Lee Heidhues 2.20.2023
While the Russian aggression continues against Ukraine, the Berlin Film Festival carries on.
One of the political hi-lites of the 2023 Festival is the premier of Sean Penn’s documentary ‘Superpower’.
As the following DW piece indicates this documentary about Volodymyr Zelenskyy was planned before Putin invaded Ukraine a year ago.
The onset of the Russian aggression and Zelenskyy’s leadership makes the film all the more powerful and poignant.
Excerpted from Deutsche Welle 2.18.2023
The actor-director’s highly anticipated documentary about Volodymyr Zelenskyy and the Ukrainians’ fight for democracy has premiered at the Berlin International Film Festival.
Three months before the invasion, Sean Penn and his film production team were already in Ukraine, preparing a documentary that would profile Volodymyr Zelenskyy’s atypical career trajectory from actor-comedian-producer to president.
But that story took an unexpected turn when Russia invaded Ukraine, leading the still relatively inexperienced politician to become a wartime leader.
The ensuing documentary, “Superpower,” co-directed by Sean Penn and Aaron Kaufmann, premiered on Friday at the Berlinale.
The premiere came a day after Penn’s appearance on stage at the film festival’s opening ceremony, where he introduced a live video address by the Ukrainian president.
“Superpower” offers a good introduction to how the comedic superstar, as a Russian-speaking Jew, did not fit into Putin’s propaganda narrative that Ukraine is filled with neo-Nazis who want to deprive the ethnic Russian population of their rights. That didn’t stop the Kremlin from branding Zelenskyy as a Nazi, though.
The film also shows how the Ukrainians’ own perception of Zelenskyy evolved within a few months.
In interviews shot in December 2021, different people admit that they didn’t vote for him, skeptical of his ties to oligarchs as a powerful TV producer, all while accepting that he was still “the lesser of all evils.” A Crimea veteran says the president unfortunately “probably doesn’t have the balls” to face Putin.
But Zelenskyy did become the unifying leader of Ukraine, notably by staying in his country to defend it instead of fleeing, famously declining US President Joe Biden’s offer to help him leave by stating, “I need ammunition, not a ride.”
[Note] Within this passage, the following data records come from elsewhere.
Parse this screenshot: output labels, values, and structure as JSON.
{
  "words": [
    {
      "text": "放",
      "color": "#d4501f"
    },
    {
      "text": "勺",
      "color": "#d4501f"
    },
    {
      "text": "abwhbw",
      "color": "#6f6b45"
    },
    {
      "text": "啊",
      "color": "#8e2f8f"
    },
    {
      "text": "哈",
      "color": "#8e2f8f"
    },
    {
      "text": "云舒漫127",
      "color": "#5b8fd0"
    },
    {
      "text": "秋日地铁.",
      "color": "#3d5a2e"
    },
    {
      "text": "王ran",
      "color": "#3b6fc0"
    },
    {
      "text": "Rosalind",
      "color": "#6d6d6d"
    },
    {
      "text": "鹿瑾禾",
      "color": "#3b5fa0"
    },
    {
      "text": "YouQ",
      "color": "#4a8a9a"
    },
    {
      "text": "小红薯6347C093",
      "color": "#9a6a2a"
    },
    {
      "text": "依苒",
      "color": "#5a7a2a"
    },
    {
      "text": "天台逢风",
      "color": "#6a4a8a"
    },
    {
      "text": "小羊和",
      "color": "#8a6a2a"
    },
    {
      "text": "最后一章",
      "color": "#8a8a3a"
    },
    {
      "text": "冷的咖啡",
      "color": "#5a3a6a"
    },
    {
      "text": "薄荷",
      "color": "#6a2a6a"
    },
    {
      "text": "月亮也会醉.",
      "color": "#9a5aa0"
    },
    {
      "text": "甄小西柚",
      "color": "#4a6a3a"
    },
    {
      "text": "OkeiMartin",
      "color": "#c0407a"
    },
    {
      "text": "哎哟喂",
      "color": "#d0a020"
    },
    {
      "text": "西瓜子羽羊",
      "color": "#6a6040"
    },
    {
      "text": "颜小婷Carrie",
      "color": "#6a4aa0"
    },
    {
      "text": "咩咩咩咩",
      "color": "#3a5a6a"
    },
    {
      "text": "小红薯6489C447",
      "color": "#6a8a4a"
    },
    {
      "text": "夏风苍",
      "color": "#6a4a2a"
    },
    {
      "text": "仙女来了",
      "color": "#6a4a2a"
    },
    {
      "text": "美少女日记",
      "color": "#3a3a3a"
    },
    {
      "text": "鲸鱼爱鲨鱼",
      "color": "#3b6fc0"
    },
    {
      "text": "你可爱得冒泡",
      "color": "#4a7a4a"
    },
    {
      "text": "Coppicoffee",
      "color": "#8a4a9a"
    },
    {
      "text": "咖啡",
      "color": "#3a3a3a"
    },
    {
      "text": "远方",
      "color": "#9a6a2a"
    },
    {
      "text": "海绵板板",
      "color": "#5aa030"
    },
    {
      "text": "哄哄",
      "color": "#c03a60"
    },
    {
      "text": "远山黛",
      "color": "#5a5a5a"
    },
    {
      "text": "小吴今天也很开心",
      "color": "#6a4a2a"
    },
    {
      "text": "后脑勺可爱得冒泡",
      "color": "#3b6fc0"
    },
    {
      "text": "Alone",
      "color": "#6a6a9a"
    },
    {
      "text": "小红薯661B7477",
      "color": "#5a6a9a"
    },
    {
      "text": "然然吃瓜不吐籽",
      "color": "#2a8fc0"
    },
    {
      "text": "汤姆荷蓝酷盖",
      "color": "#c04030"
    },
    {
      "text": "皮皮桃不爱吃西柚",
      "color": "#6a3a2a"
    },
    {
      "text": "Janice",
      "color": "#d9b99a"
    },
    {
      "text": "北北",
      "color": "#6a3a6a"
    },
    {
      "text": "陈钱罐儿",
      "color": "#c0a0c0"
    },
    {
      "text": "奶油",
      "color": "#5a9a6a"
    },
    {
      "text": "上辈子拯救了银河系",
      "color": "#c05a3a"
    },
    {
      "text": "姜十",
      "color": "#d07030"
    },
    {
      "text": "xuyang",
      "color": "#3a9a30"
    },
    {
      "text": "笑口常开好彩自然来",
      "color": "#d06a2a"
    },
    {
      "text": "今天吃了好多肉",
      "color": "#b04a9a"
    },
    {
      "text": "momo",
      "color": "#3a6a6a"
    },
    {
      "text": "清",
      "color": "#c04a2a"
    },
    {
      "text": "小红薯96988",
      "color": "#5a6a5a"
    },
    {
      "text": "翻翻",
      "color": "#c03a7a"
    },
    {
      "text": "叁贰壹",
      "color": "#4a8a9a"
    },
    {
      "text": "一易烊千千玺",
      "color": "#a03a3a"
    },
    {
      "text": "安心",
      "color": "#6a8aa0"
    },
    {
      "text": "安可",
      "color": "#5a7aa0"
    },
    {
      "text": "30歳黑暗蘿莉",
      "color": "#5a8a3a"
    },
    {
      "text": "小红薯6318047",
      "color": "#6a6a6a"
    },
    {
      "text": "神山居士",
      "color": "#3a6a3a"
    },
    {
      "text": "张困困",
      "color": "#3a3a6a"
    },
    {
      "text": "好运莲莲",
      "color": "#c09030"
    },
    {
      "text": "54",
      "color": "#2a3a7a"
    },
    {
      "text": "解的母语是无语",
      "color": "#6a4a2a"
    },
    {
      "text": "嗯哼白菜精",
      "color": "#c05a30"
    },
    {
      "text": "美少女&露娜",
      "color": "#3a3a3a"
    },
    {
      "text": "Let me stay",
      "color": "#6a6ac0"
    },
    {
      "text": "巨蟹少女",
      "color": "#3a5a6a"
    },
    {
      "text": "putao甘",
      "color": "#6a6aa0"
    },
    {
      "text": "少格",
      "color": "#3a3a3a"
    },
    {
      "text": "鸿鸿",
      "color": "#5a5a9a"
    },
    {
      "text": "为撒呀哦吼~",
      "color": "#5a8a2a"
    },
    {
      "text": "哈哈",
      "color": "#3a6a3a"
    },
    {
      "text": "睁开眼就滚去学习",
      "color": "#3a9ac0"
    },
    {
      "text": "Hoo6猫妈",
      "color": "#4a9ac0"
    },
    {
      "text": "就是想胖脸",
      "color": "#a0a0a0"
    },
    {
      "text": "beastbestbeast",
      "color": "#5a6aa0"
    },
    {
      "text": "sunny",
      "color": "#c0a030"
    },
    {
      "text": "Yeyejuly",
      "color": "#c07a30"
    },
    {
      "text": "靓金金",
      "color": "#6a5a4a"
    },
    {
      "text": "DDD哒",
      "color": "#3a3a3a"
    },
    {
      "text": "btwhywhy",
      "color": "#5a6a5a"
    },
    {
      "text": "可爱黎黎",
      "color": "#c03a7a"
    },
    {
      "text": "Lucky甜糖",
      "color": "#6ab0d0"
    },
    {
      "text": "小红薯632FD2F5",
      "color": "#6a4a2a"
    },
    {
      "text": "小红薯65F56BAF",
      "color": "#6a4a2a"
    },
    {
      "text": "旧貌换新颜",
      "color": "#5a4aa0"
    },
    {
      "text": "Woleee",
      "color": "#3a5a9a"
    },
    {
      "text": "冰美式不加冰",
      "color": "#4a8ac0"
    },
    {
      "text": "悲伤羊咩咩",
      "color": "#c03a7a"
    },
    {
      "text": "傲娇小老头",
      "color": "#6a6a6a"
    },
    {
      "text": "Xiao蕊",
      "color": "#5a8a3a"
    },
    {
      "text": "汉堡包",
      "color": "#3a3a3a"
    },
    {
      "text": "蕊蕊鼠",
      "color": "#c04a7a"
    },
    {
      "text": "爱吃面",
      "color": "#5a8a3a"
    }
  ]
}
A year into the conflict, Russia’s continued attacks and the growing number of casualties make it hard to conclusively define the leader’s legacy: “Zelenskyy went beyond expectations, but Russia is not going anywhere,” as one expert interviewed in the film puts it.
But Sean Penn definitely found a figure of hope in Zelenskyy, one he believes should inspire Americans to remember “that their hardwired sense of freedom shouldn’t be taken for granted.”